Pharmacokinetic comparison of beclomethasone dipropionate extrafine aerosol from two inhaler devices in children with asthma

Objective: The primary objective was to test the comparability of the pharmacokinetics of beclomethasone dipropionate (BDP) delivered from a pressurized extrafine solution formulation in two inhalation devices in children with asthma. One inhaler was actuated using the press and breathe (P&B) technique and the other was breath-actuated (AH); both inhalers used HFA-134a as propellant. Methods: Eighteen children aged between 9 years and 12 years entered and completed the study; written informed consent was obtained from all patients and their legal guardians. Each patient received, according to a randomized three-period crossover design, 200 mug BDP as four inhalations from 50 mug/actuation PB, 200 mug BDP as four inhalations from 50 mug/actuation AH, and 400 mug BDP as four inhalations from 100 mug/actuation AH. Each patient was instructed on the proper use of each device once, at the screening visit. Patients self-administered all inhalations at the same time of day during the study without further coaching. Blood samples were collected for 24 h during each period to assay for the presence of BDP and metabolites. The log-transformed pharmacokinetic data were compared using a confidence-interval approach. Results: Almost all the BDP-derived material in the plasma was the active metabolite beclomethasone 17-monopropionate; pharmacokinetic analyses were only performed for this metabolite. The ratios each of the pharmacokinetic parameters maximum plasma concentration (C-max) and area under the plasma concentration-time curve (AUC), between the AH and P&B inhaler devices, were 0.94 and 1.1, respectively, and the corresponding 95% confidence intervals demonstrated comparability of the devices.
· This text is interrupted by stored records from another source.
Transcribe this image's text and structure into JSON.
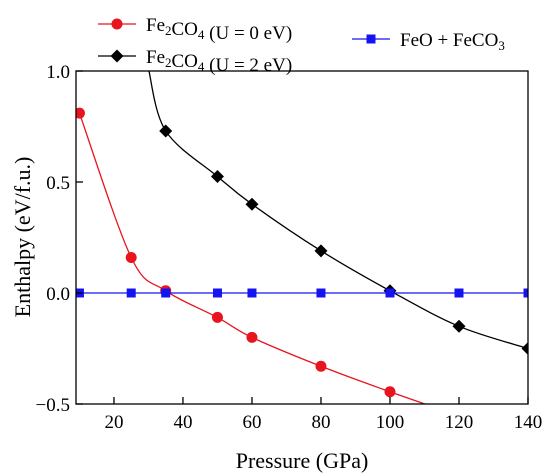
{
  "chart_data": {
    "type": "line",
    "xlabel": "Pressure (GPa)",
    "ylabel": "Enthalpy (eV/f.u.)",
    "xlim": [
      9,
      140
    ],
    "ylim": [
      -0.5,
      1.0
    ],
    "xticks": [
      20,
      40,
      60,
      80,
      100,
      120,
      140
    ],
    "xtick_labels": [
      "20",
      "40",
      "60",
      "80",
      "100",
      "120",
      "140"
    ],
    "yticks": [
      -0.5,
      0.0,
      0.5,
      1.0
    ],
    "ytick_labels": [
      "−0.5",
      "0.0",
      "0.5",
      "1.0"
    ],
    "grid": false,
    "legend_placement": "top",
    "series": [
      {
        "name_main": "Fe",
        "name_sub1": "2",
        "name_mid": "CO",
        "name_sub2": "4",
        "name_suffix": " (U = 0 eV)",
        "color": "#e8141e",
        "marker": "circle",
        "points": [
          {
            "x": 10,
            "y": 0.81
          },
          {
            "x": 25,
            "y": 0.16
          },
          {
            "x": 35,
            "y": 0.01
          },
          {
            "x": 50,
            "y": -0.11
          },
          {
            "x": 60,
            "y": -0.2
          },
          {
            "x": 80,
            "y": -0.33
          },
          {
            "x": 100,
            "y": -0.445
          }
        ],
        "curve_end": {
          "x": 112,
          "y": -0.51
        }
      },
      {
        "name_main": "Fe",
        "name_sub1": "2",
        "name_mid": "CO",
        "name_sub2": "4",
        "name_suffix": " (U = 2 eV)",
        "color": "#000000",
        "marker": "diamond",
        "curve_start": {
          "x": 30,
          "y": 1.01
        },
        "points": [
          {
            "x": 35,
            "y": 0.73
          },
          {
            "x": 50,
            "y": 0.525
          },
          {
            "x": 60,
            "y": 0.4
          },
          {
            "x": 80,
            "y": 0.19
          },
          {
            "x": 100,
            "y": 0.01
          },
          {
            "x": 120,
            "y": -0.15
          },
          {
            "x": 140,
            "y": -0.25
          }
        ]
      },
      {
        "name_main": "FeO + FeCO",
        "name_sub1": "3",
        "name_mid": "",
        "name_sub2": "",
        "name_suffix": "",
        "color": "#1414f0",
        "marker": "square",
        "points": [
          {
            "x": 10,
            "y": 0
          },
          {
            "x": 25,
            "y": 0
          },
          {
            "x": 35,
            "y": 0
          },
          {
            "x": 50,
            "y": 0
          },
          {
            "x": 60,
            "y": 0
          },
          {
            "x": 80,
            "y": 0
          },
          {
            "x": 100,
            "y": 0
          },
          {
            "x": 120,
            "y": 0
          },
          {
            "x": 140,
            "y": 0
          }
        ]
      }
    ]
  }
}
Dose proportionality of C-max and AUC between the 200-mug and 400-mug doses was similarly shown. About twice as many inhalation errors occurred during the P&B administration as during the AH periods, but the incidence was still low and did not result in any change in pharmacokinetics. Conclusion: The rate and extent of drug absorption was comparable from the P&B and AH inhaler devices in children with asthma. Dose proportionality was also observed.